As I’m learning more and more about self hosting, I’ve read repeatedly that the safest option for internally hosted services is to use a VPN from your mobile device (laptop, cell) and connect to your server(s) as needed when outside of your network. That brings me to a predicament of sorts.
Tools like Seafile, Nextcloud, Pydio, and CryptPad offer great collaborative features as well as easy sharing from these services. But if you’re not exposing any of these services to the web, how would you share documents or files easily with those outside your network? The share functions will generate a link with your IP:Port, or in my case, a domain name that is only internal. I know you can download a copy and email it separately, but that is a bit clunky. Is there a service or another FOSS app I’m overlooking that allow you to ‘publish’ items to an external friend or team member in a safe manner?

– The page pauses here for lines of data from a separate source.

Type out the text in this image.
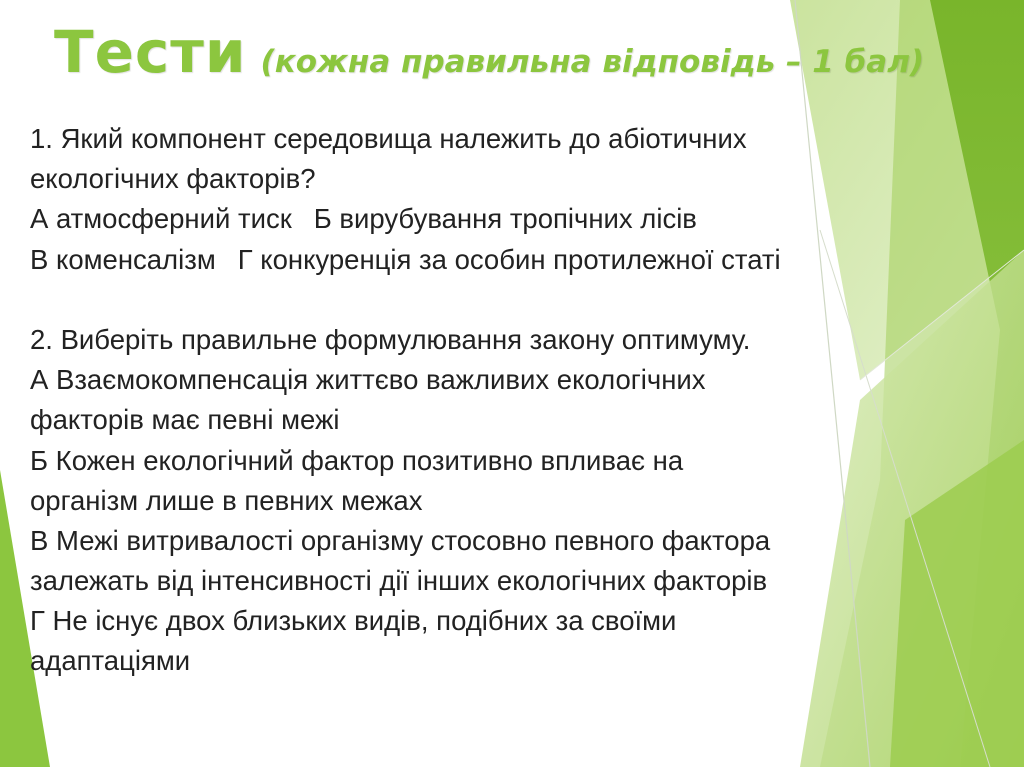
Тести (кожна правильна відповідь – 1 бал)
1. Який компонент середовища належить до абіотичних
екологічних факторів?
А атмосферний тиск Б вирубування тропічних лісів
В коменсалізм Г конкуренція за особин протилежної статі
2. Виберіть правильне формулювання закону оптимуму.
А Взаємокомпенсація життєво важливих екологічних
факторів має певні межі
Б Кожен екологічний фактор позитивно впливає на
організм лише в певних межах
В Межі витривалості організму стосовно певного фактора
залежать від інтенсивності дії інших екологічних факторів
Г Не існує двох близьких видів, подібних за своїми
адаптаціями
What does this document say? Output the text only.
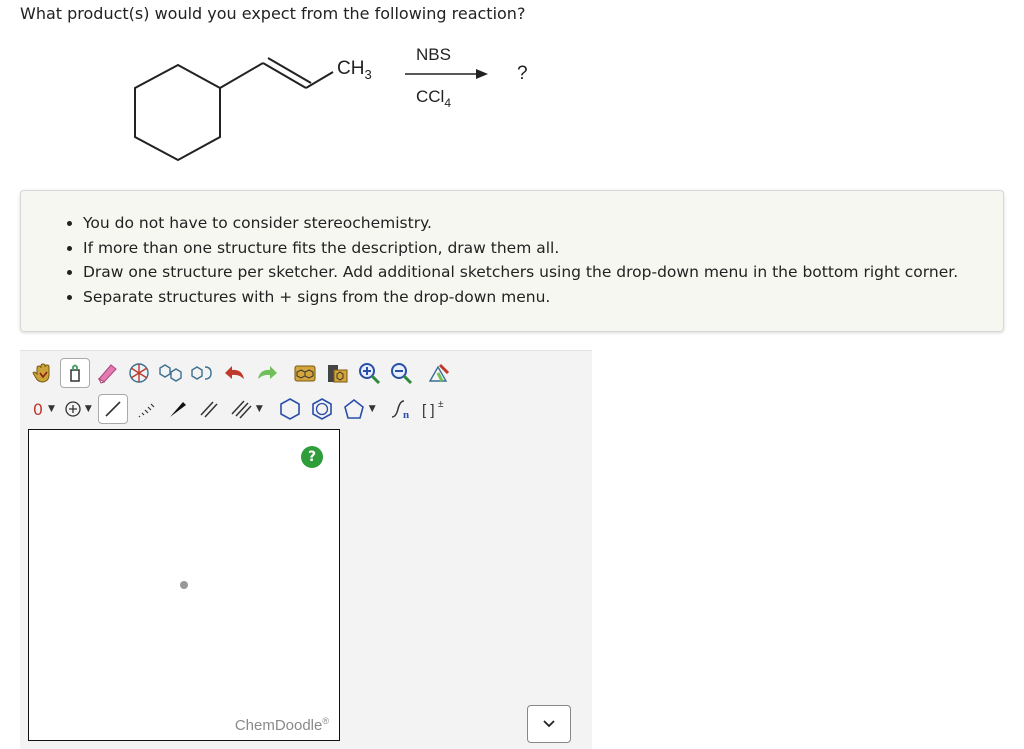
What product(s) would you expect from the following reaction?
$CH_3$
NBS
CCl$_4$
?
• You do not have to consider stereochemistry.
• If more than one structure fits the description, draw them all.
• Draw one structure per sketcher. Add additional sketchers using the drop-down menu in the bottom right corner.
• Separate structures with + signs from the drop-down menu.
0 ▼	▼	▼	▼ n [ ] ±
?
ChemDoodle®
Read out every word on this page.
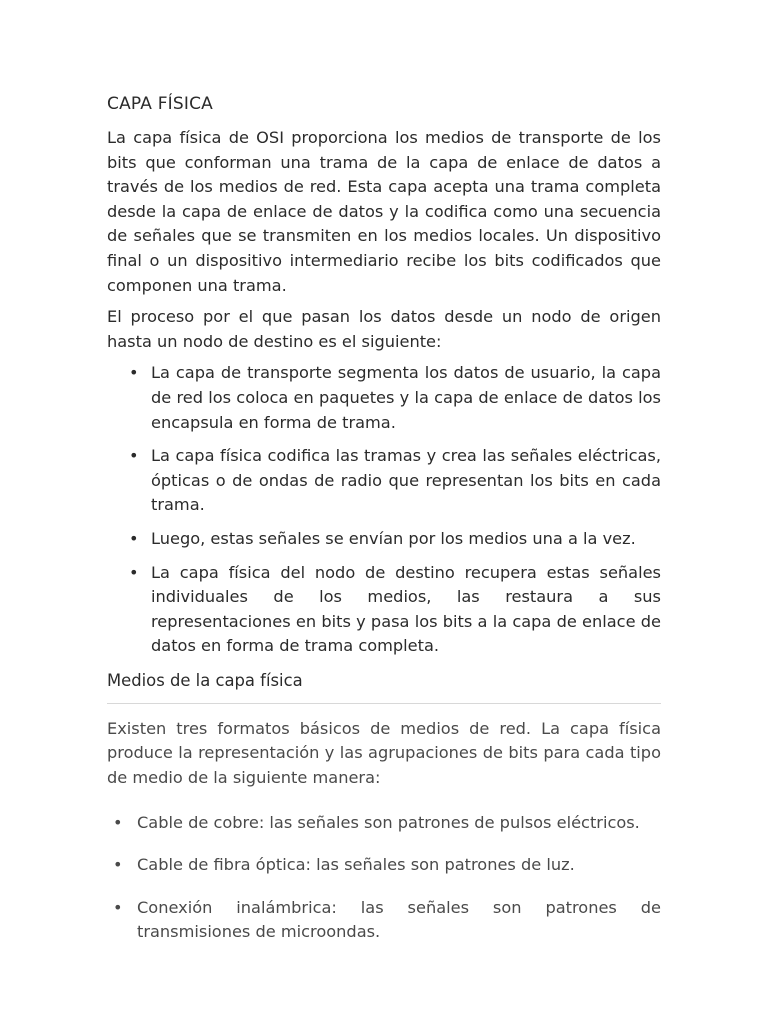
CAPA FÍSICA

La capa física de OSI proporciona los medios de transporte de los bits que conforman una trama de la capa de enlace de datos a través de los medios de red. Esta capa acepta una trama completa desde la capa de enlace de datos y la codifica como una secuencia de señales que se transmiten en los medios locales. Un dispositivo final o un dispositivo intermediario recibe los bits codificados que componen una trama.

El proceso por el que pasan los datos desde un nodo de origen hasta un nodo de destino es el siguiente:

• La capa de transporte segmenta los datos de usuario, la capa de red los coloca en paquetes y la capa de enlace de datos los encapsula en forma de trama.
• La capa física codifica las tramas y crea las señales eléctricas, ópticas o de ondas de radio que representan los bits en cada trama.
• Luego, estas señales se envían por los medios una a la vez.
• La capa física del nodo de destino recupera estas señales individuales de los medios, las restaura a sus representaciones en bits y pasa los bits a la capa de enlace de datos en forma de trama completa.
Medios de la capa física

Existen tres formatos básicos de medios de red. La capa física produce la representación y las agrupaciones de bits para cada tipo de medio de la siguiente manera:

• Cable de cobre: las señales son patrones de pulsos eléctricos.
• Cable de fibra óptica: las señales son patrones de luz.
• Conexión inalámbrica: las señales son patrones de transmisiones de microondas.
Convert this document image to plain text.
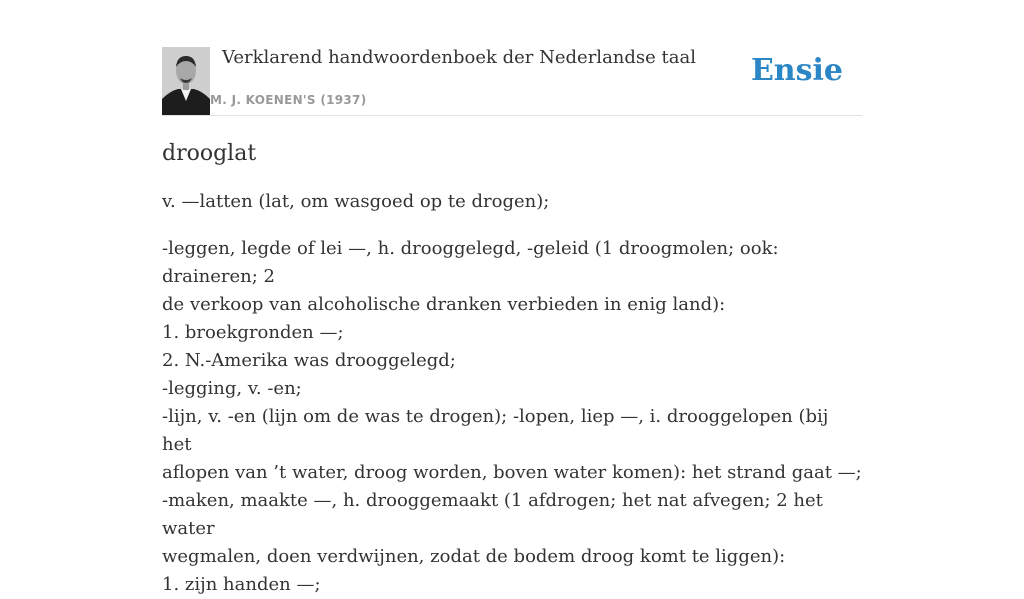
Verklarend handwoordenboek der Nederlandse taal
M. J. KOENEN'S (1937)
Ensie
drooglat

v. —latten (lat, om wasgoed op te drogen);

-leggen, legde of lei —, h. drooggelegd, -geleid (1 droogmolen; ook: draineren; 2
de verkoop van alcoholische dranken verbieden in enig land):
1. broekgronden —;
2. N.-Amerika was drooggelegd;
-legging, v. -en;
-lijn, v. -en (lijn om de was te drogen); -lopen, liep —, i. drooggelopen (bij het
aflopen van ’t water, droog worden, boven water komen): het strand gaat —;
-maken, maakte —, h. drooggemaakt (1 afdrogen; het nat afvegen; 2 het water
wegmalen, doen verdwijnen, zodat de bodem droog komt te liggen):
1. zijn handen —;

I’ve not yet decided on which solution I’m going with. But in the case of CryptPad it seems secure that I would be comfortable hosting externally making this question moot. But I’d likely host it on a VPS instead of my home server just for another layer of separation.
I use runtipi.com (posted here already) with cloudfare as tunnel.
If I wanted to use my own wireguard tunnels, like you, I might have used https://gitlab.com/cyber5k/mistborn#what-is-mistborn
Ooh that Mistborn is clever! Thanks. I am currently using Wireguard from my phone to the server. But obviously that’s just me.
I did try to spin Tipi up on both home server (unRAID) and my VPS (Ubuntu 20.04) and could not get it to play nice. Looks like a great solution though.
wow, never heard of this before. looks amazing
Put them on a VPS at a place like Linode. I frankly would not want to run internet facing services on my personal connection. Nor would I want the server on my lan unless I put it on a separate subnet that was firewalls from other stuff.
Good idea, definitely leaning that way. Thanks!
The other thing is that you can favor end to end encyped stuff. Send for example which is the follow on to Firefox send. I actually use Bitwarden send to send files for example which comes with the Bitwarden paid plan.
I am on the Bitwarden paid plan and didn’t realize there was a send function. That’s awesome!
Actually send was why I joined. Loved Firefox send. There are still random people that host send instances but to be secure you have to trust the server delivering the upload and download page including the server not being cracked. I think I trust Bitwarden not to screw that up at least as much as anyone else. Probably more then I would trust the security of my own VPS.
That’s fair. I signed up for the premium sub so I could have emergency contacts in the event I either forget my master password or something happens to me. So until you said something I was completely unaware that it was a service they offered!
Hetzner is cheaper
I have one with Rack nerd at the moment that I can mess with. Not impressed with their customer service but it was a $12/yr VPS so I’m not complaining too much.
What spec does that get you? I’ve tried cheap 512mb 1 vCore before and it wasn’t adequate.
They still have their New Year’s deal going here and I bought the middle tier for $12.98/yr
* 1 vCPU Core * 25 GB Pure SSD Storage * 1 GB RAM * 4000 GB Monthly Transfer * 1Gbps Network Port * Full Root Admin Access * 1 Dedicated IPv4 Address
Its been working very well but I’m currently only running Miniflux and Wallabag on it. I tried Nextcloud but found it too much for my needs and was unhappy with the performance. I’m going to try Cryptpad as well as Tipi on it soon. Bear in mind this is my first VPS ever. So I’m far from an expert but this has been a great/inexpensive entry point. And to be fair to their customer service, they replied very quickly. But there was a fairly significant language barrier I think over email. But I was able to get it worked out after a half dozen emails.
I’m considering 1.5GB for $16.88 per year, comes with a little less monthly transfer but I don’t think I will need the difference.
Hetzner might be cheaper, but it might be more susceptible to performance issues. I used to use Netcup, which is also cheap, but isn’t VPS would get very slow from time to time, even though my usage was minimal.
I thought a reverse proxy was meant to kinda help mitigate some of the threats of having exposed services….
Idk, I’ve got a domain and a reverse proxy with minimal services exposed to the internet. And those services require a login.
On another thread someone brought up the point that if running multiple services on a server that touches the Internet and one is compromised, the server could be as well. I only started selfhosting early this year, so I am by no means an expert though.
Risk vs Ease of use. You need to decide if one is worth the other.
I have all my stuff exposed but is hidden behind 2FA.Also, consider resources - costs ratio. Self host (+routing through vps) allows you tu have lots of power with low costs.
Very true. I didn’t know if there was some sort of “secure share” that could be leveraged without exposing the main app. Say Seafile, for example. Where a secure link is created and can be sent. I envisioned hosting something like that on my VPS and Seafile (or other) on the home server without exposing it. But reading more about CryptPad, that may be the ticket. Seems plenty secure to host on the web so I may go that way if no other options exist.